Group theory and group representation

210 Views Asked by At

I am fairly new to group theory and representation. I am currently looking at faithful representations. I am not quite sure what is the "use" of a faithful representation. I cannot find any "easy to understand" literature on this too. To be specific, say I am finding a representation which is faithful of the group $\mathbb{Z_2}$ x $\mathbb{Z_2}$ in $GL_2(\mathbb{Z})$. So I looked at the generator of the group, say $x$ and $y$, I send $x \rightarrow \begin{pmatrix} 1 & 0 \\ 0 & -1 \end{pmatrix}$ and $y \rightarrow \begin{pmatrix} -1 & 0 \\ 0 & 1 \end{pmatrix}$ and all the other elements based on this map. My question is so what if we have this? Why does this at all have to be injective? I apologize if this is a very trivial question.

2

There are 2 best solutions below

0
On BEST ANSWER

A partial answer is the image of a faithful representation $\mathbb{V}$ of a group (endowed with the group operation of composition, or in a basis, matrix multiplication) is isomorphic to the group itself, and hence realizes your group as a subgroup of $GL(\mathbb{V})$ (or given a basis, as an explicit matrix group), whereas the image of a nonfaithful (faithless?) representation contains less information than the group itself.
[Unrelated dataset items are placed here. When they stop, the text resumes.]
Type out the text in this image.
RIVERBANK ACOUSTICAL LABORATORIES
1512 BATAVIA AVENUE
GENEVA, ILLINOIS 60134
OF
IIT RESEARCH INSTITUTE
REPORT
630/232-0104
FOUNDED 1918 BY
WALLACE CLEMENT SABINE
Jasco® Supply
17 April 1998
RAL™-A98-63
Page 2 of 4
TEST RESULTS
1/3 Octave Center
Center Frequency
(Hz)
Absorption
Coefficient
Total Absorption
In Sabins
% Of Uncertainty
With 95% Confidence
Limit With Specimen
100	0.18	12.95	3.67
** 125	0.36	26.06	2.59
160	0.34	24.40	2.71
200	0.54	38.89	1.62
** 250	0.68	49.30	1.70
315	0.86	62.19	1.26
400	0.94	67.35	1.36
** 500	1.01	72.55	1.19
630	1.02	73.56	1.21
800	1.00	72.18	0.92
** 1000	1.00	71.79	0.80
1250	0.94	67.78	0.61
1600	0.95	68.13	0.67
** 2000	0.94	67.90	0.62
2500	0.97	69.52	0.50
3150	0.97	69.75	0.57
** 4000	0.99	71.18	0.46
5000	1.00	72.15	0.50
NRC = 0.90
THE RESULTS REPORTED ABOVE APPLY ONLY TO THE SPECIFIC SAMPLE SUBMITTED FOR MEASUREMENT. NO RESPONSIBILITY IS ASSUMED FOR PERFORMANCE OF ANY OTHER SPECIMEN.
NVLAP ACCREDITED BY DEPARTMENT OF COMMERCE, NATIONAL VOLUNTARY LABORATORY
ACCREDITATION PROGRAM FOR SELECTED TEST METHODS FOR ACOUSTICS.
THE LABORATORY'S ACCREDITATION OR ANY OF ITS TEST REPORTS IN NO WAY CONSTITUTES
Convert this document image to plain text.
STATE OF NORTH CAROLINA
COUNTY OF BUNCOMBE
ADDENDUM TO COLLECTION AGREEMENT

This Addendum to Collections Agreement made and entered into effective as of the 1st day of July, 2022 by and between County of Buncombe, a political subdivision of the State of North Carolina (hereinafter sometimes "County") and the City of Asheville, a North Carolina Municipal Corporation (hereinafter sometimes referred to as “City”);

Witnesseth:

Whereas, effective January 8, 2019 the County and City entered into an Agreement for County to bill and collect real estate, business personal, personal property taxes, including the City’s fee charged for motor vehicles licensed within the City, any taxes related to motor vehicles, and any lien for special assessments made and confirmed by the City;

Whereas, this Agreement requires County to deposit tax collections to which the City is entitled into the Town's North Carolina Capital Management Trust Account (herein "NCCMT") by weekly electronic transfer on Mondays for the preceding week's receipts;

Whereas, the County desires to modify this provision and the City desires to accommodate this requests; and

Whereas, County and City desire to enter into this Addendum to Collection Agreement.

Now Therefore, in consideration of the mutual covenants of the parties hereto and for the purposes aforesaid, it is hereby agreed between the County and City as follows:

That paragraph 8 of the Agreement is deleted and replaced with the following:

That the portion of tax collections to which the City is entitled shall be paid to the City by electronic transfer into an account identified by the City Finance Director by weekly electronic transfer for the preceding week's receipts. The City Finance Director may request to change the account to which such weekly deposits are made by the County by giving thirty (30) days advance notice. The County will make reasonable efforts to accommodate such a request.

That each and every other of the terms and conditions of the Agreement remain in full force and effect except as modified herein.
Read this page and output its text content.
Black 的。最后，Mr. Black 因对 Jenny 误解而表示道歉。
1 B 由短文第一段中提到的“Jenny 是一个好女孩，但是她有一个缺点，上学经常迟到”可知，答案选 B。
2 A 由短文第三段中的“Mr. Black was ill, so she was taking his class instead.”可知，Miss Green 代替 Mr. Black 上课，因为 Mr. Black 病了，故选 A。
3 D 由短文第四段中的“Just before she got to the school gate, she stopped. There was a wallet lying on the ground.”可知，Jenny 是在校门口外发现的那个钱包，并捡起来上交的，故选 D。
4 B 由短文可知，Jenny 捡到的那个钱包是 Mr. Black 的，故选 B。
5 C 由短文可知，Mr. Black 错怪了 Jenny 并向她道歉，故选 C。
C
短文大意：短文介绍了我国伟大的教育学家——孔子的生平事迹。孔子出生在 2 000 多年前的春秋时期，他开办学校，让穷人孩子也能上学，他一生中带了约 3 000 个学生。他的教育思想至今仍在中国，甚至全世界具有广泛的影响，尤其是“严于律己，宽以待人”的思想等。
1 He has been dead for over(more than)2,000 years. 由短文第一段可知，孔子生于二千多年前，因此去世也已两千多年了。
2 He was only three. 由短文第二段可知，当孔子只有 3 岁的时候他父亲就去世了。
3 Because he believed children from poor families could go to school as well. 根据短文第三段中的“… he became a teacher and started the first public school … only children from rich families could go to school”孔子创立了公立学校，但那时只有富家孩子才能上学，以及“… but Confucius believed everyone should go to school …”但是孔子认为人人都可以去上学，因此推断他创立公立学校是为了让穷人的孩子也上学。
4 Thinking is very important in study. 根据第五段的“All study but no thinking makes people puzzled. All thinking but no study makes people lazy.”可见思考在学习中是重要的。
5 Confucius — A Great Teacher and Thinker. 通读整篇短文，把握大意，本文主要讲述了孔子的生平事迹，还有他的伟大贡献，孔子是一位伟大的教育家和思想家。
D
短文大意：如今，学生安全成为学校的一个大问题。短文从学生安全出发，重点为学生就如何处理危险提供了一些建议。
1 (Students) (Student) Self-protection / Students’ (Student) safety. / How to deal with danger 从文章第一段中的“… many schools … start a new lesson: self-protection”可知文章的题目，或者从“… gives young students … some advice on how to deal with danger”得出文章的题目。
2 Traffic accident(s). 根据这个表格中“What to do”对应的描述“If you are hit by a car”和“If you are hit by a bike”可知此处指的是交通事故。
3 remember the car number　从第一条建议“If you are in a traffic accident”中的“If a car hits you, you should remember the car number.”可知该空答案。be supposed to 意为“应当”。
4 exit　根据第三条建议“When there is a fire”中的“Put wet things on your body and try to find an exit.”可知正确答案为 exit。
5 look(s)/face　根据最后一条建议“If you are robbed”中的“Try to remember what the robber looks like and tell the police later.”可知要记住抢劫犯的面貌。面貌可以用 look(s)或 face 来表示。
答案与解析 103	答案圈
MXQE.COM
In your example, your representation is faithful, and the group $\mathbb{Z}_2 \times \mathbb{Z}_2$ is isomorphic to the matrix group $$ \left\{ \left(\begin{array}{cc} 1 & 0\\0 & 1\end{array}\right), \left(\begin{array}{cc} 1 & 0\\0 & -1\end{array}\right), \left(\begin{array}{cc}-1 & 0\\0 & 1\end{array}\right), \left(\begin{array}{cc}-1 & 0\\0 & -1\end{array}\right) \right\} . $$

However, the representation characterized by $$ x \mapsto \left(\begin{array}{cc} 1 & 0\\0 & -1\end{array}\right), \qquad y \mapsto \left(\begin{array}{cc} 1 & 0\\0 & 1\end{array}\right), \qquad $$ is not faithful, and its image is $$ \left\{ \left(\begin{array}{cc} 1 & 0\\0 & 1\end{array}\right), \left(\begin{array}{cc} 1 & 0\\0 & -1\end{array}\right) \right\} , $$ which is isomorphic to $\mathbb{Z}_2$, and not to $\mathbb{Z}_2 \times \mathbb{Z}_2$.

0
On

A faithful representation gives you, for example, a way to realize your group as a subgroup of $GL_n$ for some $n$. Sometimes you may have a group that's been defined in some abstract way and its set of elements are hard to write down explicitly. Then if you can find a faithful representation and find out what its image is, you can 'represent' your group as some matrices which you can write down and play with.